YENİ DÖNEMİN BAŞLANGICI
Azerbaycan’ın işgal altındaki topraklarını kurtarmasıyla 2020 yılında sona eren İkinci Karabağ Savaşı, bölgenin jeopolitik manzarasını derinden dönüştürmüştür. Yaklaşık 30 yıl süren Azerbaycan-Ermenistan çatışmasının sona ermesi, Güney Kafkasya’da yeni bir dönemin başlangıcı olmuştur. Bu süreçte temel hedef, kalıcı bir barış anlaşmasının imzalanmasıdır. Çatışmanın çözüme kavuşturulması, bölgede uzun süredir mevcut olan en büyük güvenlik tehdidini ortadan kaldırarak bölgesel iş birliği imkanlarını genişletmiştir.

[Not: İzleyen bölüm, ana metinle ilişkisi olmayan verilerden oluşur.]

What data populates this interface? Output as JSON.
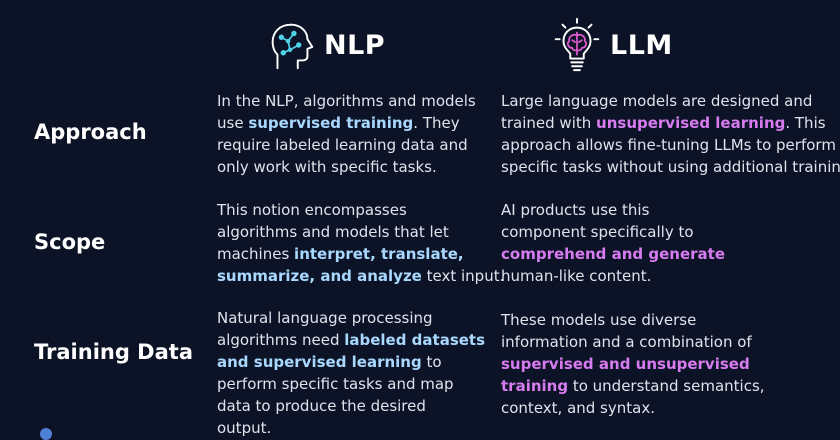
{
  "colors": {
    "background": "#0d1326",
    "nlp_accent": "#a9d8ff",
    "llm_accent": "#d77cf0",
    "text": "#dfe3ec"
  },
  "headers": {
    "nlp": {
      "icon": "brain-head-icon",
      "title": "NLP"
    },
    "llm": {
      "icon": "lightbulb-brain-icon",
      "title": "LLM"
    }
  },
  "rows": {
    "approach": {
      "label": "Approach",
      "nlp": {
        "l1": "In the NLP, algorithms and models",
        "l2a": "use ",
        "l2b": "supervised training",
        "l2c": ". They",
        "l3": "require labeled learning data and",
        "l4": "only work with specific tasks."
      },
      "llm": {
        "l1": "Large language models are designed and",
        "l2a": "trained with ",
        "l2b": "unsupervised learning",
        "l2c": ". This",
        "l3": "approach allows fine-tuning LLMs to perform",
        "l4": "specific tasks without using additional training"
      }
    },
    "scope": {
      "label": "Scope",
      "nlp": {
        "l1": "This notion encompasses",
        "l2": "algorithms and models that let",
        "l3a": "machines ",
        "l3b": "interpret, translate,",
        "l4a": "summarize, and analyze",
        "l4b": " text input."
      },
      "llm": {
        "l1": "AI products use this",
        "l2": "component specifically to",
        "l3": "comprehend and generate",
        "l4": "human-like content."
      }
    },
    "training": {
      "label": "Training Data",
      "nlp": {
        "l1": "Natural language processing",
        "l2a": "algorithms need ",
        "l2b": "labeled datasets",
        "l3a": "and supervised learning",
        "l3b": " to",
        "l4": "perform specific tasks and map",
        "l5": "data to produce the desired",
        "l6": "output."
      },
      "llm": {
        "l1": "These models use diverse",
        "l2": "information and a combination of",
        "l3": "supervised and unsupervised",
        "l4a": "training",
        "l4b": " to understand semantics,",
        "l5": "context, and syntax."
      }
    }
  }
}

Öncelikle, iki komşu devlet arasında düşmanlığın sona ermesi, bölgede askeri çatışma riskini en aza indirmekte ve yalnızca Azerbaycan ile Ermenistan için değil, tüm Güney Kafkasya için istikrar anlamına gelmektedir. İkinci olarak, çatışma döneminde hayata geçirilmesi mümkün olmayan bölgesel projeler için (örneğin ulaştırma koridorları, enerji hatları) yeni fırsatlar doğmaktadır. Nitekim savaş sonrasında taraflar, ulaşım yollarının açılması ve ekonomik ilişkilerin yeniden tesisi konularını pratik zeminde tartışmaya başlamışlardır. Nihayetinde, uluslararası hukuk ilkelerine dayalı bir barış anlaşmasının imzalanması olasılığı doğmuştur ki, bu durum bölgenin güvenlik mimarisinin güçlendirilmesine hizmet edecektir.

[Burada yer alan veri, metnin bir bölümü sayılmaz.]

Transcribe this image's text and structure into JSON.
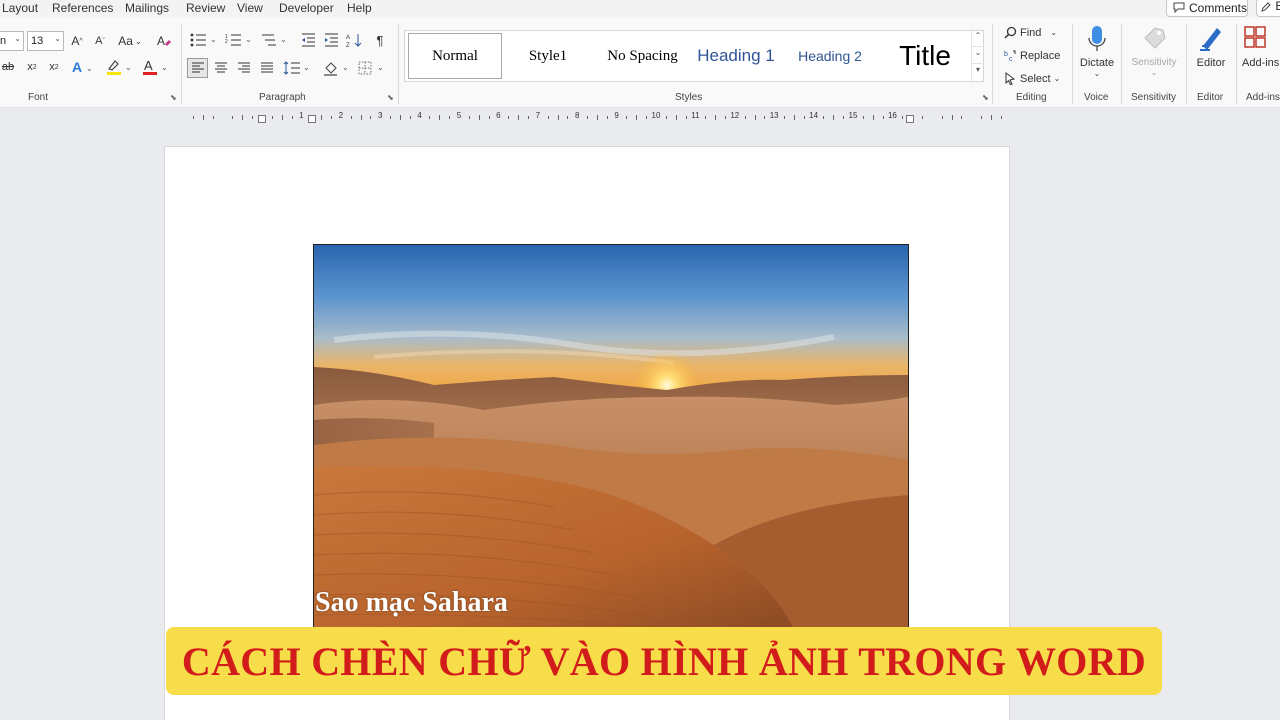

2020’den sonraki barış müzakereleri sürecinde, 2025 yılı itibarıyla önemli ilerlemeler kaydedilmiştir. Özellikle 8 Ağustos 2025’te ABD’nin başkenti Washington’da, ABD arabuluculuğuyla gerçekleştirilen Azerbaycan-Ermenistan liderler zirvesi, sürece tarihi bir ivme kazandırmıştır. Bu zirve neticesinde taraflar arasında “Barış ve Devletlerarası İlişkilerin Tesisi Hakkında Anlaşma” metni üzerinde tam mutabakat sağlanmış ve dışişleri bakanları düzeyinde paraflanmıştır. Ayrıca, liderler karşılıklı olarak birbirlerinin egemenliğini ve toprak bütünlüğünü tanıdıklarını teyit etmiş; Birleşmiş Milletler Şartı ve 1991 tarihli Almatı Bildirisi’ne bağlılıklarını vurgulamışlardır. Bu siyasi taahhütler, bölgede yeni bir dönemin karşılıklı saygıya dayalı ilişkilerin başlangıcını simgelemektedir.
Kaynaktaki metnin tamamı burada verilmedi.